Andrew olhou na direção da figura.

— Quem é você?

A figura ergueu a mão.

Um raio de energia eletromagnética saiu de seus dedos e atingiu Leo e Caio, que se contorceram, desativando seus sistemas por alguns segundos. Eles caíram de joelhos, ofegantes, as máscaras trincadas.

A figura se aproximou, e pela primeira vez, Seis arregalou os olhos:

— ...Jota?

Doutor Jota parou a poucos metros de Andrew. Não disse nada. Apenas olhou para ele — com uma mistura de dor, orgulho e culpa.

— Quem é você?! — Andrew gritou.

Doutor Jota desviou o olhar. Sua voz saiu baixa, quase inaudível:

— Ainda não é hora, Andrew…

Então ele ergueu o braço e, em um estalo, um feixe de luz envolveu Leo e Caio. Em segundos, eles desapareceram — teletransportados para algum lugar desconhecido.
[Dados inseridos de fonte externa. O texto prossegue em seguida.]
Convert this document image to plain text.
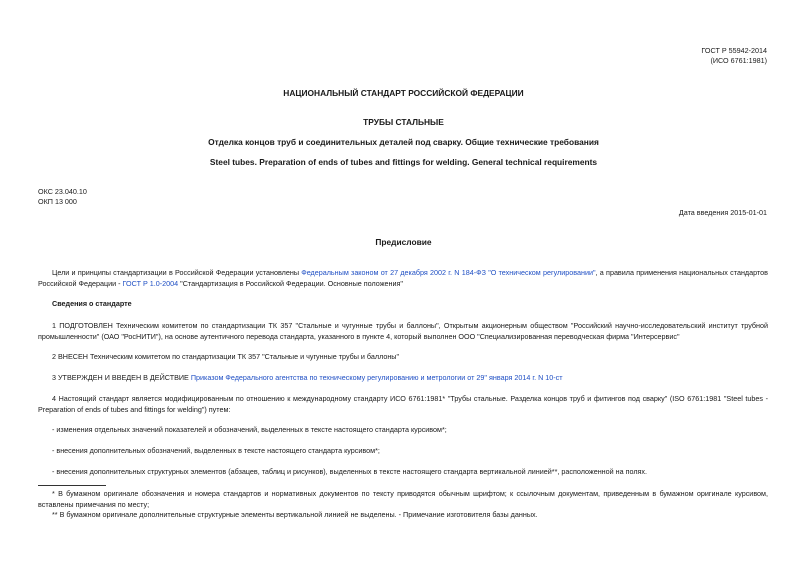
ГОСТ Р 55942-2014
(ИСО 6761:1981)
НАЦИОНАЛЬНЫЙ СТАНДАРТ РОССИЙСКОЙ ФЕДЕРАЦИИ
ТРУБЫ СТАЛЬНЫЕ
Отделка концов труб и соединительных деталей под сварку. Общие технические требования
Steel tubes. Preparation of ends of tubes and fittings for welding. General technical requirements
ОКС 23.040.10
ОКП 13 000
Дата введения 2015-01-01
Предисловие
Цели и принципы стандартизации в Российской Федерации установлены Федеральным законом от 27 декабря 2002 г. N 184-ФЗ "О техническом регулировании", а правила применения национальных стандартов Российской Федерации - ГОСТ Р 1.0-2004 "Стандартизация в Российской Федерации. Основные положения"
Сведения о стандарте
1 ПОДГОТОВЛЕН Техническим комитетом по стандартизации ТК 357 "Стальные и чугунные трубы и баллоны", Открытым акционерным обществом "Российский научно-исследовательский институт трубной промышленности" (ОАО "РосНИТИ"), на основе аутентичного перевода стандарта, указанного в пункте 4, который выполнен ООО "Специализированная переводческая фирма "Интерсервис"
2 ВНЕСЕН Техническим комитетом по стандартизации ТК 357 "Стальные и чугунные трубы и баллоны"
3 УТВЕРЖДЕН И ВВЕДЕН В ДЕЙСТВИЕ Приказом Федерального агентства по техническому регулированию и метрологии от 29" января 2014 г. N 10-ст
4 Настоящий стандарт является модифицированным по отношению к международному стандарту ИСО 6761:1981* "Трубы стальные. Разделка концов труб и фитингов под сварку" (ISO 6761:1981 "Steel tubes - Preparation of ends of tubes and fittings for welding") путем:
- изменения отдельных значений показателей и обозначений, выделенных в тексте настоящего стандарта курсивом*;
- внесения дополнительных обозначений, выделенных в тексте настоящего стандарта курсивом*;
- внесения дополнительных структурных элементов (абзацев, таблиц и рисунков), выделенных в тексте настоящего стандарта вертикальной линией**, расположенной на полях.
* В бумажном оригинале обозначения и номера стандартов и нормативных документов по тексту приводятся обычным шрифтом; к ссылочным документам, приведенным в бумажном оригинале курсивом, вставлены примечания по месту;
** В бумажном оригинале дополнительные структурные элементы вертикальной линией не выделены. - Примечание изготовителя базы данных.
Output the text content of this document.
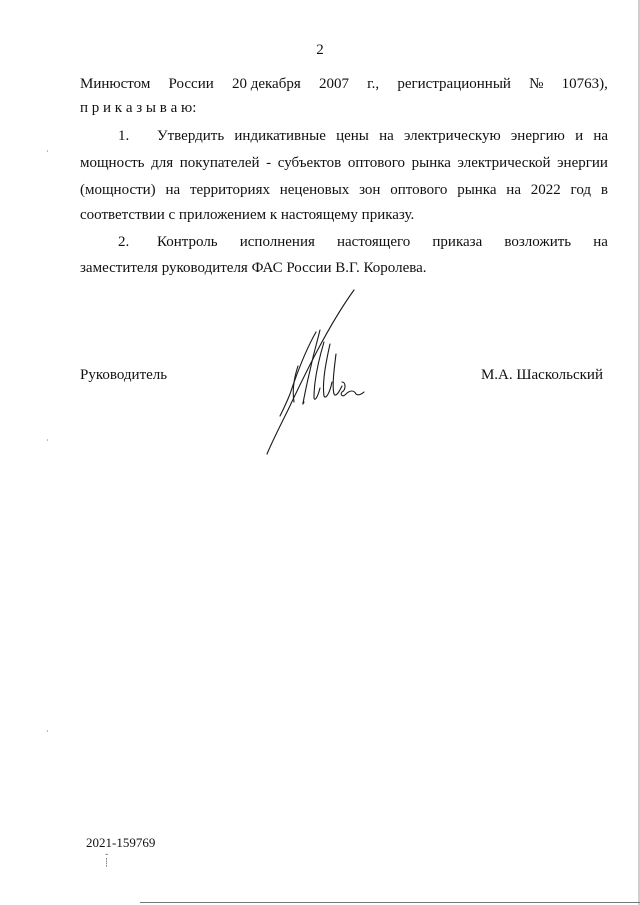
2
Минюстом России 20 декабря 2007 г., регистрационный № 10763),
п р и к а з ы в а ю:
1. Утвердить индикативные цены на электрическую энергию и на
мощность для покупателей - субъектов оптового рынка электрической энергии
(мощности) на территориях неценовых зон оптового рынка на 2022 год в
соответствии с приложением к настоящему приказу.
2. Контроль исполнения настоящего приказа возложить на
заместителя руководителя ФАС России В.Г. Королева.
Руководитель	М.А. Шаскольский
2021-159769
╶
┊
·
·
·
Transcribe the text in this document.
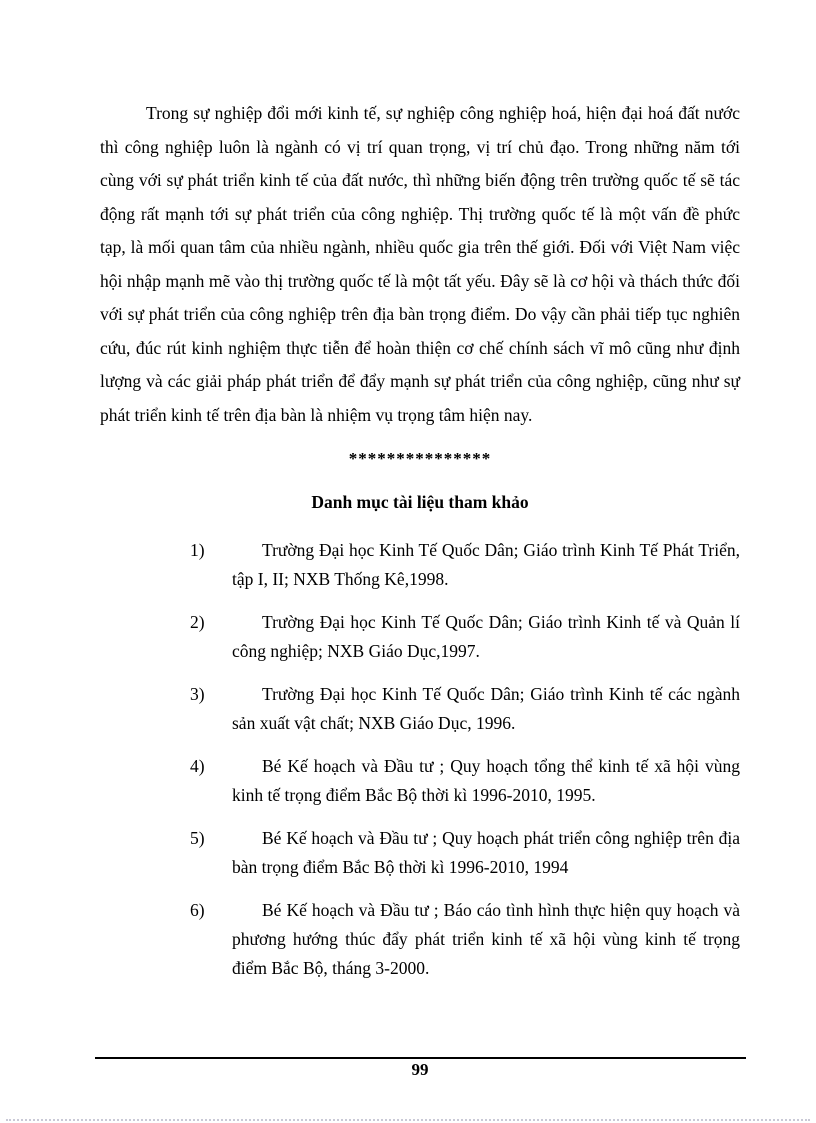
Trong sự nghiệp đổi mới kinh tế, sự nghiệp công nghiệp hoá, hiện đại hoá đất nước thì công nghiệp luôn là ngành có vị trí quan trọng, vị trí chủ đạo. Trong những năm tới cùng với sự phát triển kinh tế của đất nước, thì những biến động trên trường quốc tế sẽ tác động rất mạnh tới sự phát triển của công nghiệp. Thị trường quốc tế là một vấn đề phức tạp, là mối quan tâm của nhiều ngành, nhiều quốc gia trên thế giới. Đối với Việt Nam việc hội nhập mạnh mẽ vào thị trường quốc tế là một tất yếu. Đây sẽ là cơ hội và thách thức đối với sự phát triển của công nghiệp trên địa bàn trọng điểm. Do vậy cần phải tiếp tục nghiên cứu, đúc rút kinh nghiệm thực tiễn để hoàn thiện cơ chế chính sách vĩ mô cũng như định lượng và các giải pháp phát triển để đẩy mạnh sự phát triển của công nghiệp, cũng như sự phát triển kinh tế trên địa bàn là nhiệm vụ trọng tâm hiện nay.

***************
Danh mục tài liệu tham khảo
1)	Trường Đại học Kinh Tế Quốc Dân; Giáo trình Kinh Tế Phát Triển, tập I, II; NXB Thống Kê,1998.
2)	Trường Đại học Kinh Tế Quốc Dân; Giáo trình Kinh tế và Quản lí công nghiệp; NXB Giáo Dục,1997.
3)	Trường Đại học Kinh Tế Quốc Dân; Giáo trình Kinh tế các ngành sản xuất vật chất; NXB Giáo Dục, 1996.
4)	Bé Kế hoạch và Đầu tư ; Quy hoạch tổng thể kinh tế xã hội vùng kinh tế trọng điểm Bắc Bộ thời kì 1996-2010, 1995.
5)	Bé Kế hoạch và Đầu tư ; Quy hoạch phát triển công nghiệp trên địa bàn trọng điểm Bắc Bộ thời kì 1996-2010, 1994
6)	Bé Kế hoạch và Đầu tư ; Báo cáo tình hình thực hiện quy hoạch và phương hướng thúc đẩy phát triển kinh tế xã hội vùng kinh tế trọng điểm Bắc Bộ, tháng 3-2000.
99
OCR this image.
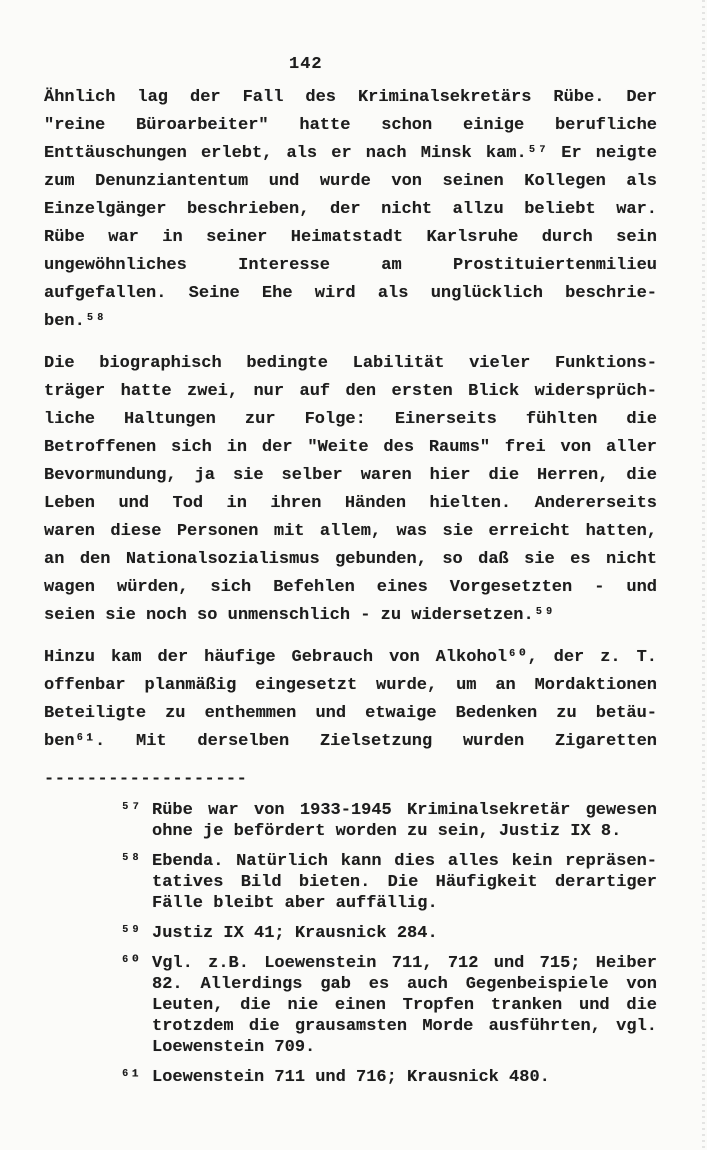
142
Ähnlich lag der Fall des Kriminalsekretärs Rübe. Der
"reine Büroarbeiter" hatte schon einige berufliche
Enttäuschungen erlebt, als er nach Minsk kam.⁵⁷ Er neigte
zum Denunziantentum und wurde von seinen Kollegen als
Einzelgänger beschrieben, der nicht allzu beliebt war.
Rübe war in seiner Heimatstadt Karlsruhe durch sein
ungewöhnliches Interesse am Prostituiertenmilieu
aufgefallen. Seine Ehe wird als unglücklich beschrie-
ben.⁵⁸
Die biographisch bedingte Labilität vieler Funktions-
träger hatte zwei, nur auf den ersten Blick widersprüch-
liche Haltungen zur Folge: Einerseits fühlten die
Betroffenen sich in der "Weite des Raums" frei von aller
Bevormundung, ja sie selber waren hier die Herren, die
Leben und Tod in ihren Händen hielten. Andererseits
waren diese Personen mit allem, was sie erreicht hatten,
an den Nationalsozialismus gebunden, so daß sie es nicht
wagen würden, sich Befehlen eines Vorgesetzten - und
seien sie noch so unmenschlich - zu widersetzen.⁵⁹
Hinzu kam der häufige Gebrauch von Alkohol⁶⁰, der z. T.
offenbar planmäßig eingesetzt wurde, um an Mordaktionen
Beteiligte zu enthemmen und etwaige Bedenken zu betäu-
ben⁶¹. Mit derselben Zielsetzung wurden Zigaretten
-------------------
⁵⁷ Rübe war von 1933-1945 Kriminalsekretär gewesen
ohne je befördert worden zu sein, Justiz IX 8.
⁵⁸ Ebenda. Natürlich kann dies alles kein repräsen-
tatives Bild bieten. Die Häufigkeit derartiger
Fälle bleibt aber auffällig.
⁵⁹ Justiz IX 41; Krausnick 284.
⁶⁰ Vgl. z.B. Loewenstein 711, 712 und 715; Heiber
82. Allerdings gab es auch Gegenbeispiele von
Leuten, die nie einen Tropfen tranken und die
trotzdem die grausamsten Morde ausführten, vgl.
Loewenstein 709.
⁶¹ Loewenstein 711 und 716; Krausnick 480.
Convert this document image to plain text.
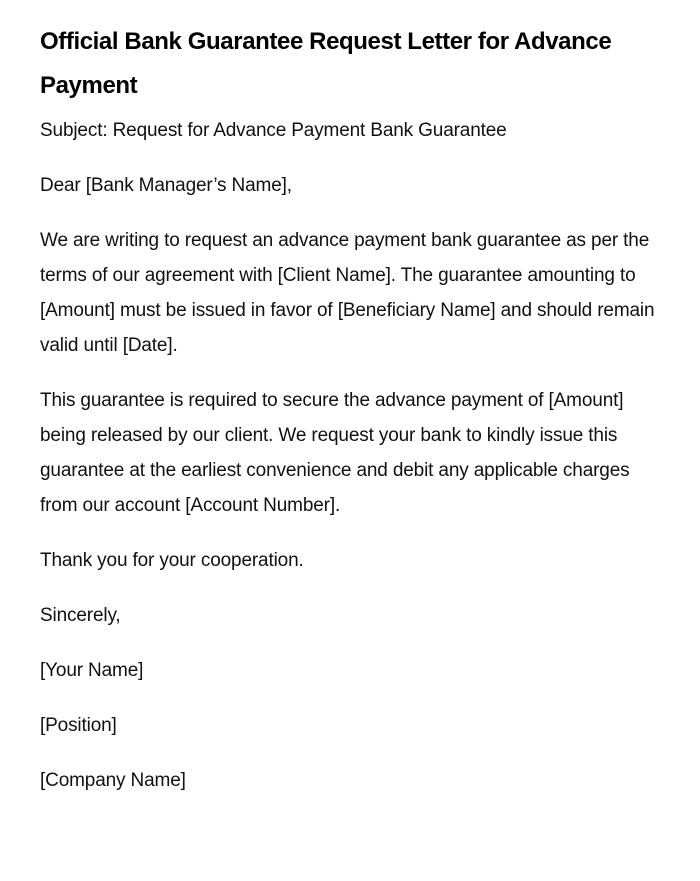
Official Bank Guarantee Request Letter for Advance Payment

Subject: Request for Advance Payment Bank Guarantee

Dear [Bank Manager’s Name],

We are writing to request an advance payment bank guarantee as per the terms of our agreement with [Client Name]. The guarantee amounting to [Amount] must be issued in favor of [Beneficiary Name] and should remain valid until [Date].

This guarantee is required to secure the advance payment of [Amount] being released by our client. We request your bank to kindly issue this guarantee at the earliest convenience and debit any applicable charges from our account [Account Number].

Thank you for your cooperation.

Sincerely,

[Your Name]

[Position]

[Company Name]
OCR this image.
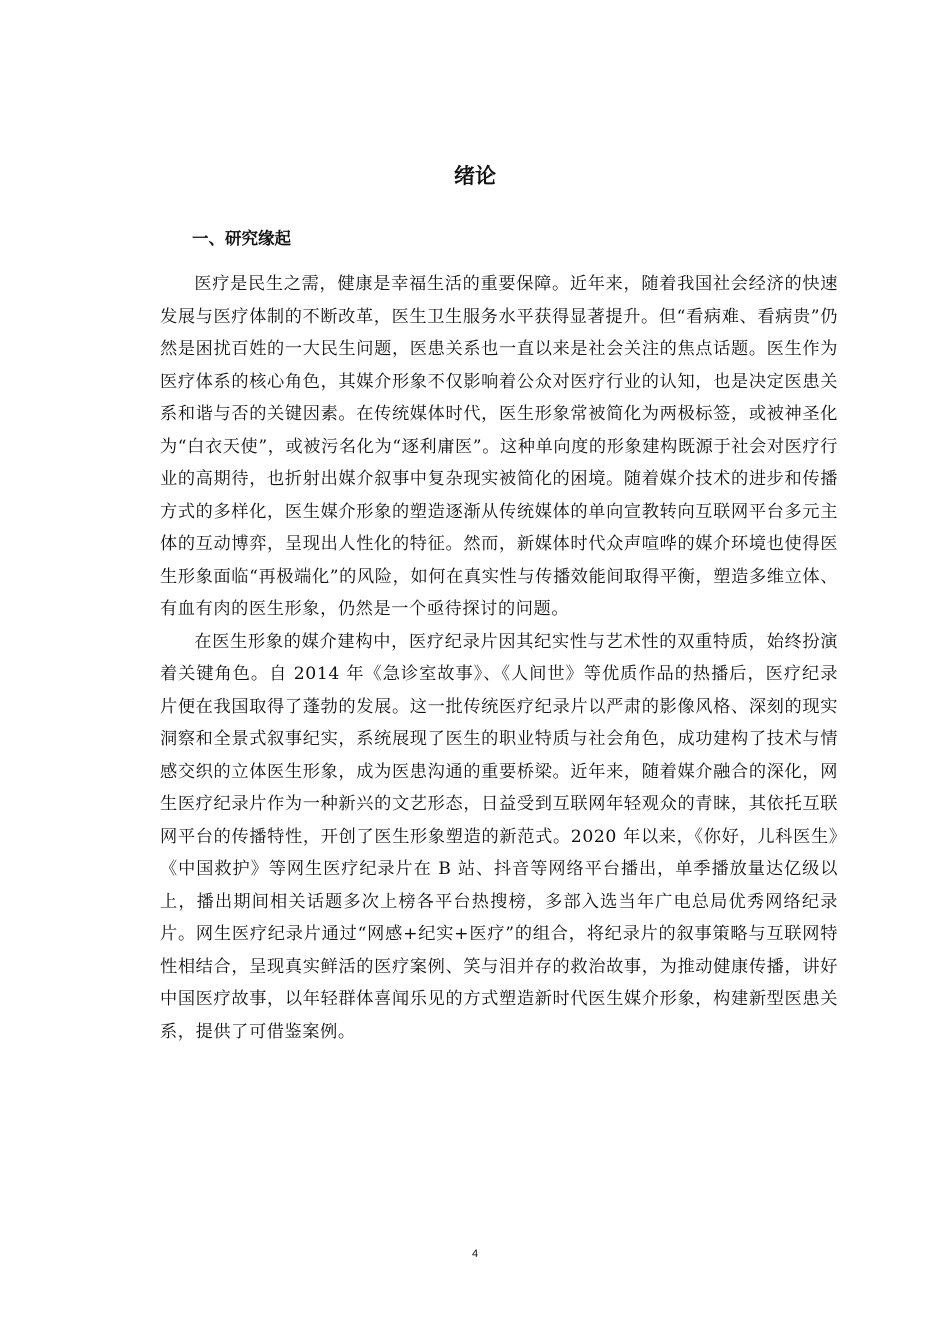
绪论
一、研究缘起

医疗是民生之需，健康是幸福生活的重要保障。近年来，随着我国社会经济的快速发展与医疗体制的不断改革，医生卫生服务水平获得显著提升。但“看病难、看病贵”仍然是困扰百姓的一大民生问题，医患关系也一直以来是社会关注的焦点话题。医生作为医疗体系的核心角色，其媒介形象不仅影响着公众对医疗行业的认知，也是决定医患关系和谐与否的关键因素。在传统媒体时代，医生形象常被简化为两极标签，或被神圣化为“白衣天使”，或被污名化为“逐利庸医”。这种单向度的形象建构既源于社会对医疗行业的高期待，也折射出媒介叙事中复杂现实被简化的困境。随着媒介技术的进步和传播方式的多样化，医生媒介形象的塑造逐渐从传统媒体的单向宣教转向互联网平台多元主体的互动博弈，呈现出人性化的特征。然而，新媒体时代众声喧哗的媒介环境也使得医生形象面临“再极端化”的风险，如何在真实性与传播效能间取得平衡，塑造多维立体、有血有肉的医生形象，仍然是一个亟待探讨的问题。

在医生形象的媒介建构中，医疗纪录片因其纪实性与艺术性的双重特质，始终扮演着关键角色。自 2014 年《急诊室故事》、《人间世》等优质作品的热播后，医疗纪录片便在我国取得了蓬勃的发展。这一批传统医疗纪录片以严肃的影像风格、深刻的现实洞察和全景式叙事纪实，系统展现了医生的职业特质与社会角色，成功建构了技术与情感交织的立体医生形象，成为医患沟通的重要桥梁。近年来，随着媒介融合的深化，网生医疗纪录片作为一种新兴的文艺形态，日益受到互联网年轻观众的青睐，其依托互联网平台的传播特性，开创了医生形象塑造的新范式。2020 年以来，《你好，儿科医生》《中国救护》等网生医疗纪录片在 B 站、抖音等网络平台播出，单季播放量达亿级以上，播出期间相关话题多次上榜各平台热搜榜，多部入选当年广电总局优秀网络纪录片。网生医疗纪录片通过“网感+纪实+医疗”的组合，将纪录片的叙事策略与互联网特性相结合，呈现真实鲜活的医疗案例、笑与泪并存的救治故事，为推动健康传播，讲好中国医疗故事，以年轻群体喜闻乐见的方式塑造新时代医生媒介形象，构建新型医患关系，提供了可借鉴案例。

4
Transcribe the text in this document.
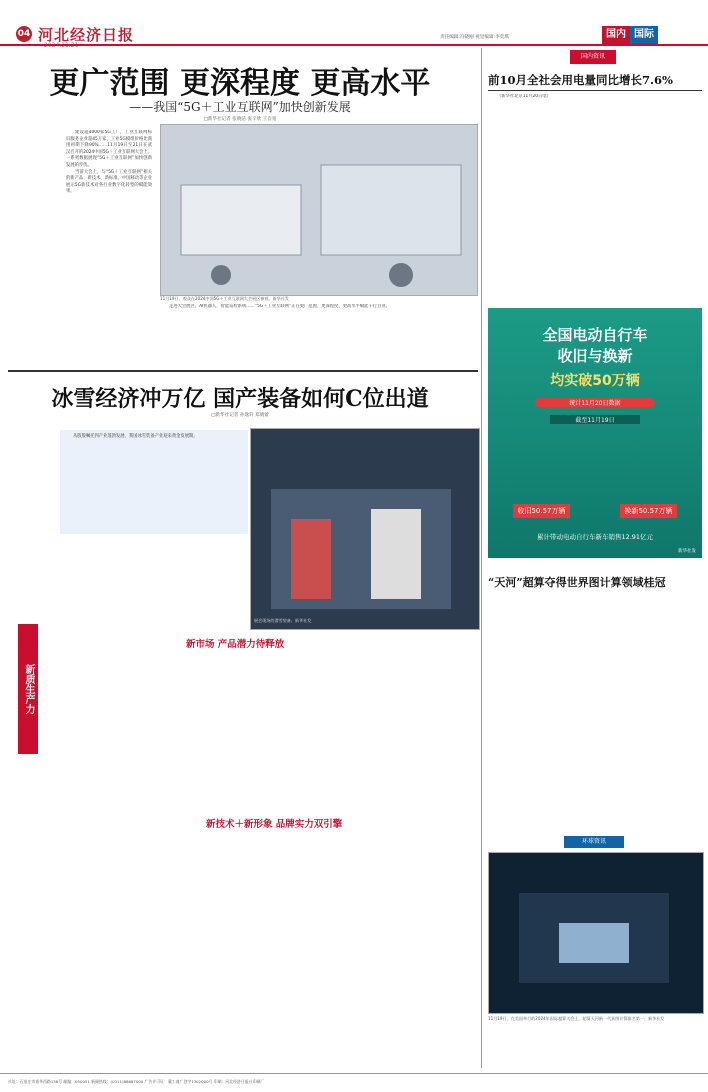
04 河北经济日报	责任编辑:冯晓刚 视觉编辑:李奕琪	国内 国际
更广范围 更深程度 更高水平
——我国“5G＋工业互联网”加快创新发展
□新华社记者 张晓洁 张辛欣 王自宽

建设超4000家5G工厂，工业互联网标识服务企业超45万家，工业5G模组价格比商用初期下降90%……11月19日至21日在武汉召开的2024中国5G＋工业互联网大会上，一系列数据展现“5G＋工业互联网”加快创新发展的步伐。

当前大会上，与“5G＋工业互联网”相关的新产品、新技术、新标准、中国移动等企业展示5G新技术对各行业数字化转型的赋能效果。

11月19日，观众在2024中国5G＋工业互联网大会展区参观。新华社发

走进大会展区，AI机器人、智能巡检系统……“5G＋工业互联网”正在更广范围、更深程度、更高水平赋能千行百业。

国内资讯
前10月全社会用电量同比增长7.6%

（新华社北京11月20日电）

全国电动自行车
收旧与换新
均实破50万辆
统计11月20日数据
截至11月19日
收旧50.57万辆	换新50.57万辆
累计带动电动自行车新车销售12.91亿元
新华社发
冰雪经济冲万亿 国产装备如何C位出道
□新华社记者 孙逸轩 郑婧蕾

从殷殷嘱托到产业蓬勃发展，我国冰雪装备产业迎来黄金发展期。

新质生产力
展会现场的滑雪装备。新华社发
新市场 产品潜力待释放
新技术＋新形象 品牌实力双引擎
“天河”超算夺得世界图计算领域桂冠
环球资讯
11月19日，在美国举行的2024年国际超算大会上，超算天河新一代获图计算排名第一。新华社发
社址：石家庄市裕华西路138号 邮编：050051 新闻热线：(0311)86687000 广告许可证：冀工商广登字1302000号 印刷：河北经济日报社印刷厂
Andrew correu para frente, mas já era tarde.

Kira caiu de joelhos, chorando.

— Eu… eu podia tê-los salvo…

Samuel colocou a mão no ombro dela. E disse, com uma calma que escondia um vulcão:

— A guerra está só começando.

No fundo da estação, um trem antigo fez um ruído agudo. Seu interior iluminado parecia um chamado.

Andrew olhou para cima, onde rachaduras no concreto revelavam parte do céu negro e estrelado.

Ele sentia. Algo maior estava vindo.